Il CSI Abruzzo, in particolare, da quali basi può ripartire?
“Intanto abbiamo fatto un sondaggio tra le nostre associazioni sportive dal quale è risultato che un 40% ricomincerebbe anche domani con la certezza assoluta di gareggiare e allenarsi in sicurezza, un altro 40% si dice sfiduciato rispetto alla possibilità di adempiere ai protocolli e un 20% di incertezza. C’è quindi un quadro complesso rispetto alla situazione; io credo sia necessario non farsi prendere dalla sfiducia anzi, bisogna avere il coraggio di progettare un futuro che no sappiamo sia possibile attuare ma se manchiamo di progettualità, comunque ci troveremmo sempre un passo indietro di fronte a quello che sarà. Dobbiamo dare una speranza specie ai ragazzi che credono nello sport e non vedono l’ora di tornare in campo, sulle pedane e nei palazzetti”.
Per chiudere: personalmente cosa ti lascia questa situazione eccezionale che stiamo vivendo?

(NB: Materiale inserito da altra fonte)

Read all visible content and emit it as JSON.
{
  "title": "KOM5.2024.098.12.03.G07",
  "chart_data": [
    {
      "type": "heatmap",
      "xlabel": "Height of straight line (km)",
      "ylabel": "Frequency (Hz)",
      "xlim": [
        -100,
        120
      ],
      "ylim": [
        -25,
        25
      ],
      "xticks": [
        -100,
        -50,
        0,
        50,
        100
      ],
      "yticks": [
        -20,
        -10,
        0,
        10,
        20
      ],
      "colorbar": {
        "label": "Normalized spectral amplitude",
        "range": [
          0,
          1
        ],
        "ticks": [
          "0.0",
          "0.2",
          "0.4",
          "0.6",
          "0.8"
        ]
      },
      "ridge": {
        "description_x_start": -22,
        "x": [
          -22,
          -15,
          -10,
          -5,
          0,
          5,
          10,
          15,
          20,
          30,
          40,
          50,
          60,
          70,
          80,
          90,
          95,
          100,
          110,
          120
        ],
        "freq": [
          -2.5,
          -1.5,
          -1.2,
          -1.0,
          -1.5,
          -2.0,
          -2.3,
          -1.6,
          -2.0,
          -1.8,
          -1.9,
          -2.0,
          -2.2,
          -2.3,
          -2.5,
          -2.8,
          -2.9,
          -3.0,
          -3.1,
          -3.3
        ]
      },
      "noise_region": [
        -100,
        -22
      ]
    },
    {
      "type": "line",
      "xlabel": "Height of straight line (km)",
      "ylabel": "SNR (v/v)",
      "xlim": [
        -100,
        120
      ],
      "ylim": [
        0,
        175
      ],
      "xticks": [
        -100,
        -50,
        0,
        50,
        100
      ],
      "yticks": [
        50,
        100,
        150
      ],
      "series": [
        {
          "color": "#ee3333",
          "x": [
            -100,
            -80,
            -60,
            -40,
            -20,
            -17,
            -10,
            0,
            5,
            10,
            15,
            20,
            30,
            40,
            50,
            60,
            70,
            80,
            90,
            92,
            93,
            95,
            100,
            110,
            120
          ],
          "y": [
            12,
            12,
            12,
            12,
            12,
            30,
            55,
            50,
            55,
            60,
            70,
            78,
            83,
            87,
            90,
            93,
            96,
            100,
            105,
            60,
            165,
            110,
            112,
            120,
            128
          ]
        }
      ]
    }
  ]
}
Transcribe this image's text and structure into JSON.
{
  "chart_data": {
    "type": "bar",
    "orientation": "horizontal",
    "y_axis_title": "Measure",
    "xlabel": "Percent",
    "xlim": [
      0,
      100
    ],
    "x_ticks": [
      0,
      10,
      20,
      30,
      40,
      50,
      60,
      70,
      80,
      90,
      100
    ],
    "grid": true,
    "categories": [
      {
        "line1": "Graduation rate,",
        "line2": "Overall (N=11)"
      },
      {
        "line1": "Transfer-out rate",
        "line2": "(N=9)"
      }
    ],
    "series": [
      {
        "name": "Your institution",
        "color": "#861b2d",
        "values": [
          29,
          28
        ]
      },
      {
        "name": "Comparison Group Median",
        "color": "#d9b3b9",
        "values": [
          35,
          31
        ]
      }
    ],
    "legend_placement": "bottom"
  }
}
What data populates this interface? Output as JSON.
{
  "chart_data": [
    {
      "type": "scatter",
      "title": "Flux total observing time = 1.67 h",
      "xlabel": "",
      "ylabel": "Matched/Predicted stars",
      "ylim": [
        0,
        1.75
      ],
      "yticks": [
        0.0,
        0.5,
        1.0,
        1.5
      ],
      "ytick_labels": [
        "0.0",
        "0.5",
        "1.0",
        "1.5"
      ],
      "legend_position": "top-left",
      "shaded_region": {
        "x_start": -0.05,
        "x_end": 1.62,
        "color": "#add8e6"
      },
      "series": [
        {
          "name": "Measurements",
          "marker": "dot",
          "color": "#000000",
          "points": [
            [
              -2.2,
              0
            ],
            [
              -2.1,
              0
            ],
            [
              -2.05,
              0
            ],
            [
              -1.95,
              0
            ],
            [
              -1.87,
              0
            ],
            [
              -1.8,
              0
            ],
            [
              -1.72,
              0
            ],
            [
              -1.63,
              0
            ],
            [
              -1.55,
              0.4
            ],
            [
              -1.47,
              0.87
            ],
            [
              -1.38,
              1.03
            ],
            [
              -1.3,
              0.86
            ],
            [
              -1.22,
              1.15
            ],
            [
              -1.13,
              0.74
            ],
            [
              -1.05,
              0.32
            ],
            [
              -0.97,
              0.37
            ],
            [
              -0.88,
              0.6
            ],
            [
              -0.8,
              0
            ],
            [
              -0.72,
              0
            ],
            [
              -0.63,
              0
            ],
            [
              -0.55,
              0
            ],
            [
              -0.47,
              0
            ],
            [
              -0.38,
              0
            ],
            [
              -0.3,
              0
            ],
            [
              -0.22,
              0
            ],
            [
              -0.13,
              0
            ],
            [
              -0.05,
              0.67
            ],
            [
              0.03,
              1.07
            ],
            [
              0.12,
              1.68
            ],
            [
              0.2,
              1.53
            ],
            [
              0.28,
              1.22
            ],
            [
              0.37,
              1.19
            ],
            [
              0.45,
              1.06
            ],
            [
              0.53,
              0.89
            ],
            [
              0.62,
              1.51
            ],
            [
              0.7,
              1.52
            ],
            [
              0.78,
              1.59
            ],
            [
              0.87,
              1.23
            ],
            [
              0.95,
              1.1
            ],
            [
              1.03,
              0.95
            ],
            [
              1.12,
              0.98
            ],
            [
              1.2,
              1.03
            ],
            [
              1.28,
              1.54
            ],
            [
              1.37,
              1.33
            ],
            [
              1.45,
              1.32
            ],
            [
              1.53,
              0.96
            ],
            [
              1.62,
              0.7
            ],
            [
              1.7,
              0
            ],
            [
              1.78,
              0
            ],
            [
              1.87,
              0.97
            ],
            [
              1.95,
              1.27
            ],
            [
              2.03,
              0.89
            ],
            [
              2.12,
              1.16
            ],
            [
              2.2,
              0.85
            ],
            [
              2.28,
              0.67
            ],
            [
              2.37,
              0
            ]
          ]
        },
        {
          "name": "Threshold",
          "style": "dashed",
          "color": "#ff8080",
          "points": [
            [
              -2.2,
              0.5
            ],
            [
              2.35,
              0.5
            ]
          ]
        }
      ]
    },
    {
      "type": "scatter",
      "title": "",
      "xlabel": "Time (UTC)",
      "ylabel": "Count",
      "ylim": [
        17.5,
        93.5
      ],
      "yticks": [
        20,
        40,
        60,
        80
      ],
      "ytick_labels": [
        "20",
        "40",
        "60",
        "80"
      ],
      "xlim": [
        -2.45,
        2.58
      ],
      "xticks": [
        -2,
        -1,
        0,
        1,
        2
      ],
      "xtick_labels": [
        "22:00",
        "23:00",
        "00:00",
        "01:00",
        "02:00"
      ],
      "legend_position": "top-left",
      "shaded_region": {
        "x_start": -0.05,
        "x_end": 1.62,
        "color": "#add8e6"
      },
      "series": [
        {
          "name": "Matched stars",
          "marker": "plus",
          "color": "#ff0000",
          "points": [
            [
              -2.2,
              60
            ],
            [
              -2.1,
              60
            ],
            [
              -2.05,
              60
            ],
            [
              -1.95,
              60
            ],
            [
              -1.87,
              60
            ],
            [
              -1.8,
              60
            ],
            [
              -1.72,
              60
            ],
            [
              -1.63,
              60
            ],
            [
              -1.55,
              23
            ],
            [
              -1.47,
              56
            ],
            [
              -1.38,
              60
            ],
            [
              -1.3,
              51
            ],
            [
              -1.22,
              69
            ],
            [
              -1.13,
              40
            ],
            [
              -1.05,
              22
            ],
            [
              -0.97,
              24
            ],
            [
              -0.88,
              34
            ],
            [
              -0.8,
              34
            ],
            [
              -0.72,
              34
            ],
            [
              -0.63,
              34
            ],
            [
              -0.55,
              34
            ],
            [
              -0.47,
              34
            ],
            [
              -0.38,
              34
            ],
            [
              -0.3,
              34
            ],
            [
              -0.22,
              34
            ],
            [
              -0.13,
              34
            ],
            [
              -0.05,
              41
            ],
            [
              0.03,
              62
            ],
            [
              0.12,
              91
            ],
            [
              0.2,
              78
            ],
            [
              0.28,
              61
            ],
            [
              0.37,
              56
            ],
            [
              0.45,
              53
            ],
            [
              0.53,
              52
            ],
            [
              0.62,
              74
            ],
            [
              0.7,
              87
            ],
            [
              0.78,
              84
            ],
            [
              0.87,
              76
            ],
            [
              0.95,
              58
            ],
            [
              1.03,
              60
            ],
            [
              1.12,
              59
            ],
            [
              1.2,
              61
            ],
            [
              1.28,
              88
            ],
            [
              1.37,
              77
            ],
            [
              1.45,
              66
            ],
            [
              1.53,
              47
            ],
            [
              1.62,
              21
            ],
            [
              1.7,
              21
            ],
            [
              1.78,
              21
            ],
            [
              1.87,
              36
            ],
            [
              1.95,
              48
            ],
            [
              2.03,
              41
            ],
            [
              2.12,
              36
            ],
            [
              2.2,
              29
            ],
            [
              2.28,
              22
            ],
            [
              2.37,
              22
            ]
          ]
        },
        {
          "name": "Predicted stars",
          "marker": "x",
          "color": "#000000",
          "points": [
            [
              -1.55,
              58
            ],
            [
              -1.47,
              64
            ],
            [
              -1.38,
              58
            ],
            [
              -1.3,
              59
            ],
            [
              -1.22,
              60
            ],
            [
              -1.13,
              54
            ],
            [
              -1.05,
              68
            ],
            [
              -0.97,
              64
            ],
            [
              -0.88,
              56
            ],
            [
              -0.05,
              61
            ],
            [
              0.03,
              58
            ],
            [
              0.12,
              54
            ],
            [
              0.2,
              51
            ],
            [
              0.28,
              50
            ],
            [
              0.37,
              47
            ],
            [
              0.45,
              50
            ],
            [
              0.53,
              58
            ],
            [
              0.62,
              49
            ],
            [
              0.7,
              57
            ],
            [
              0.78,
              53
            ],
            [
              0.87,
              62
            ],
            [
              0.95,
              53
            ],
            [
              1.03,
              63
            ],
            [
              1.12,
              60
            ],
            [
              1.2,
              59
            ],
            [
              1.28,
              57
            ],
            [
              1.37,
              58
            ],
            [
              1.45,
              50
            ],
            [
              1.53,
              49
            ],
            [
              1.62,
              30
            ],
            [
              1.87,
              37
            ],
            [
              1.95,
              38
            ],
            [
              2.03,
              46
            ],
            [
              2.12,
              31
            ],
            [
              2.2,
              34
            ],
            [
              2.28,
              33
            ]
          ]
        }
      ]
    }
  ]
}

“Mi sono accorto che dopo 12 anni di corse in giro per l’Italia mi sono veramente fermato; ciò è coinciso anche con il primo anno di vita di mio figlio. Sto vivendo in modo intimo e stretto la vita di famiglia che, nella disgrazia che stiamo vivendo, è stato un vantaggio. Mi interrogo anche su ciò che ho fatto, se è quello che volevo fare e su quello che si potrà fare. Spero davvero che, quando la routine quotidiana tornerà a prenderci, non dimenticheremo che anche tra le mura domestiche ci può essere una realizzazione personale. Noi abruzzesi con il terremoto abbiamo sperimentato la necessità di adattarci in fretta per ripartire il prima possibile, ora invece serve la dote della pazienza e dell’attesa costruttiva sempre per ripartire”.